Un décor post-apocalyptique

À Los Angeles, où vivent 76 000 sans-abri et où les loyers sont exorbitants (2 500 $ par mois pour un studio), le relogement sera l’un des défis les plus difficiles pour les autorités locales. D’autant que certains refuges ont également disparu. La journaliste Alexandra Datig, ancienne alcoolique sauvée par un groupe de soutien méthodiste, regarde avec tristesse les ruines de l’église qui l’a aidée à reconstruire sa vie. « Cet endroit m’a sauvé la vie il y a vingt-cinq ans. Aujourd’hui, il ne reste plus rien. Je m’inquiète pour ceux qui essaient encore de s’en sortir et n’ont plus d’endroit où trouver du réconfort.

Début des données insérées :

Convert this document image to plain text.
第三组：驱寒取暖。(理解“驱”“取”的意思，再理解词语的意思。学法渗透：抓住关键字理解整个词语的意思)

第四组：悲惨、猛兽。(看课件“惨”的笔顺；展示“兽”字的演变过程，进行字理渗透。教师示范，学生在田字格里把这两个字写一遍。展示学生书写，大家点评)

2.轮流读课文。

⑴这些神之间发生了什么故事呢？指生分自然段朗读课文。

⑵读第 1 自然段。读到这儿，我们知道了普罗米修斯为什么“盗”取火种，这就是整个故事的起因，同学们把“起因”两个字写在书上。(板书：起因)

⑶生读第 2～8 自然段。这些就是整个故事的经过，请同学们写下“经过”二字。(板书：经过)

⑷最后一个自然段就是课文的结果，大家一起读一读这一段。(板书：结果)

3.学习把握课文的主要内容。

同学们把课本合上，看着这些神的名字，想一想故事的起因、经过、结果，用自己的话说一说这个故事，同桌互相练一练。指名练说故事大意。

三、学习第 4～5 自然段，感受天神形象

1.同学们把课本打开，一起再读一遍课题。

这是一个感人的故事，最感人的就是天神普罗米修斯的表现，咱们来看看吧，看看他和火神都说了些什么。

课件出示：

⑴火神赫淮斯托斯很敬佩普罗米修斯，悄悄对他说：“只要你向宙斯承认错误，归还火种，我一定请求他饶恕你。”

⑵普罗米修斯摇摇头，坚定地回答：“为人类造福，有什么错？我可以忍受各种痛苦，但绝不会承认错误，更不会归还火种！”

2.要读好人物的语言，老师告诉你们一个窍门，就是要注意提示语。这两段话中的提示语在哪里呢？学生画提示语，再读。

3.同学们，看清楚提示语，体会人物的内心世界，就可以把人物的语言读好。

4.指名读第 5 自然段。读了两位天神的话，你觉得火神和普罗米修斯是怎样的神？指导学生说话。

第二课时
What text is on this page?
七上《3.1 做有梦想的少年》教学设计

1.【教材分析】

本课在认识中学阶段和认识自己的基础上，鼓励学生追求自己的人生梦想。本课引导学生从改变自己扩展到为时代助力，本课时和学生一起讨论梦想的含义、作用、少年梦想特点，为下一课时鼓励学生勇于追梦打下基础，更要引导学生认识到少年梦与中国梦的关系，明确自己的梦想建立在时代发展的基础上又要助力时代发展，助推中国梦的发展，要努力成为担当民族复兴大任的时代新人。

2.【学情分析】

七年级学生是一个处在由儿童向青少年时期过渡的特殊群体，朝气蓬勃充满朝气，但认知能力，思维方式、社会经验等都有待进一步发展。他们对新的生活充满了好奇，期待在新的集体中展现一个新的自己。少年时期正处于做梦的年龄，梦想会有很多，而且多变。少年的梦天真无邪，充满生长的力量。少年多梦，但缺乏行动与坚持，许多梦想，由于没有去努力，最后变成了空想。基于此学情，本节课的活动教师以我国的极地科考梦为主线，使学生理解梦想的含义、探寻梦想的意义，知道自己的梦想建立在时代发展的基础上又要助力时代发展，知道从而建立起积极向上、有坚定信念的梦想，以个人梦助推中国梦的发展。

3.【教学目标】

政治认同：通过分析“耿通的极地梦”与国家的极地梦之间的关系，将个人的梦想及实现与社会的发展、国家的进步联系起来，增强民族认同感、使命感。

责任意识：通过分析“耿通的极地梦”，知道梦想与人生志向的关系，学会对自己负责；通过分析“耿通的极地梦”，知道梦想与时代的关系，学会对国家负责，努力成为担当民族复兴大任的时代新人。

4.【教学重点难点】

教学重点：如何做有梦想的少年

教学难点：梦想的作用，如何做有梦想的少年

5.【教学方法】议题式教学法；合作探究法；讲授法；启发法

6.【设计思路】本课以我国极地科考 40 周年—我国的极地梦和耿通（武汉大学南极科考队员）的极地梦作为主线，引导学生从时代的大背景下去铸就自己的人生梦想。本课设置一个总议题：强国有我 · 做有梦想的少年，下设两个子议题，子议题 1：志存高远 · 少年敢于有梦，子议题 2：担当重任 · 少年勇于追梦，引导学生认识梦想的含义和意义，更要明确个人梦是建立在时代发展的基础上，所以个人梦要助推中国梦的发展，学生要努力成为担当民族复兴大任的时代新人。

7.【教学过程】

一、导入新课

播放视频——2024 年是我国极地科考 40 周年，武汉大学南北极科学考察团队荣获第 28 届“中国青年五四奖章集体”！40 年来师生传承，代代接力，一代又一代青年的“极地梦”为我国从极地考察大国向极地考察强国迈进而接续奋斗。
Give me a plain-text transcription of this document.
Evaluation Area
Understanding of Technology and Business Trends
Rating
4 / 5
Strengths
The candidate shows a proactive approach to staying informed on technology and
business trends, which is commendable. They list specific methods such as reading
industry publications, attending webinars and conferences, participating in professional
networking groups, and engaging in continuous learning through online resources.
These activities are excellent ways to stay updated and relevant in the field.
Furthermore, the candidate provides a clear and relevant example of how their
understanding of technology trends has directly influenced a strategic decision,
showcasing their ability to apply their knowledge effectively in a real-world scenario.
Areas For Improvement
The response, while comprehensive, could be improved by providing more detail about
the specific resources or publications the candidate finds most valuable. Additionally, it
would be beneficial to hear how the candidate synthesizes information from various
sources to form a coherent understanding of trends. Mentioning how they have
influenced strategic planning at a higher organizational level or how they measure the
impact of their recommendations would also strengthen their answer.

A la tombée de la nuit, dans ce décor post-apocalyptique, digne d’un film de zombies réalisé à Hollywood, les accros au fentanyl, les corps disjoints, déambulent dans les rues des quartiers sinistrés, se faufilant parfois jusqu’aux ruines encore fumantes pour récupérer des trésors. Après tout, Robert Redford n’a-t-il pas trouvé un Oscar dans les décombres de sa maison ? À la tragédie humaine s’ajoute la menace de pillards déterminés à profiter de la misère des autres, alors que la recherche des victimes se poursuit. Le 13 janvier, sous la première pleine lune de 2025, nous quittons la ville fantôme d’Altadena et croisons des pompiers, épuisés après six jours d’un combat acharné contre un monstre de feu. L’un d’eux, Eric Darling, joue avec Masy, son chien de 4 ans dressé à la détection de cadavres. On apprendra plus tard qu’elle venait de sortir dix corps des décombres.